Tomás R. Jiménez and Adam L. Horowitz critique this framing in their recently published qualitative study. Their research examines how immigrant origin populations (immigrants and their kin) impact traditional understandings of ethnoracial hierarchy in the U.S. Based off of fieldwork and interviews conducted in affluent city of Cupertino, CA, Jiménez and Horowitz’s research explores how the traditional bond between ethnicity/race and achievement is contested by the Asian American immigrant community in the Silicon Valley. Where highly educated Asian American and immigrant families are the clear majority, the authors maintain that whiteness does not have the social cache it does in other parts of the country. Rather, in this community, whiteness widely embodies “lower-achievement, laziness, and academic mediocrity.”

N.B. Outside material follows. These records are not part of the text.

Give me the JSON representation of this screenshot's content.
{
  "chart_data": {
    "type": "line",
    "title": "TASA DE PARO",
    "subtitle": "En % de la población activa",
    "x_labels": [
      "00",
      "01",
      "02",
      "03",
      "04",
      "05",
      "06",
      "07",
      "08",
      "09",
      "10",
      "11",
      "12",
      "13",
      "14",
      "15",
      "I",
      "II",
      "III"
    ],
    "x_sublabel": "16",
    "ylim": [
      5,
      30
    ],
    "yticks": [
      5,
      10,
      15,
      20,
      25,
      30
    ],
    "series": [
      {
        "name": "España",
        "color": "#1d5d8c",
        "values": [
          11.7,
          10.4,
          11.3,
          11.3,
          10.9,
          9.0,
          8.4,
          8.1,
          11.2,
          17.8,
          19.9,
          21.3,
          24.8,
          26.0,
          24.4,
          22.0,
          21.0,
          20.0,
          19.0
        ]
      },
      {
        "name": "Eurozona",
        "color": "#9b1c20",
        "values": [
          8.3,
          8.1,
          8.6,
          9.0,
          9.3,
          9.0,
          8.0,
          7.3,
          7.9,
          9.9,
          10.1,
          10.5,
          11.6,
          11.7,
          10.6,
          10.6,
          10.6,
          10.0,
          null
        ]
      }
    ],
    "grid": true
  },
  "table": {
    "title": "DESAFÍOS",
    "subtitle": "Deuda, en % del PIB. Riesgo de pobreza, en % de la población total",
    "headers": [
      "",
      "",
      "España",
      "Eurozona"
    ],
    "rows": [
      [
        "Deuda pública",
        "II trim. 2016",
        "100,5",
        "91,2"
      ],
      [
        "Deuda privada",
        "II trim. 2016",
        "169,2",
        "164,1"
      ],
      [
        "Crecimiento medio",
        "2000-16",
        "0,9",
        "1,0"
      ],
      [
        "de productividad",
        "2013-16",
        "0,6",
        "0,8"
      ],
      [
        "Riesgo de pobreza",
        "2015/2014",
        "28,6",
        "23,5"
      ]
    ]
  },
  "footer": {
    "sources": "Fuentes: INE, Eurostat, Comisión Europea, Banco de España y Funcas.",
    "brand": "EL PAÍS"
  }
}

Jiménez and Horowitz believe their study provides support for the notion that assimilation is a multidirectional process. Immigrant groups in the U.S. can restructure social norms not only for themselves, but also for third-plus generation Americans. In short, immigrants are influencers of the society as much as they are the influenced. Though the findings in this rather unique case study raise additional questions about the future of race relations across a diverse American landscape, they do provide an example of how even long-established norms are constantly challenged.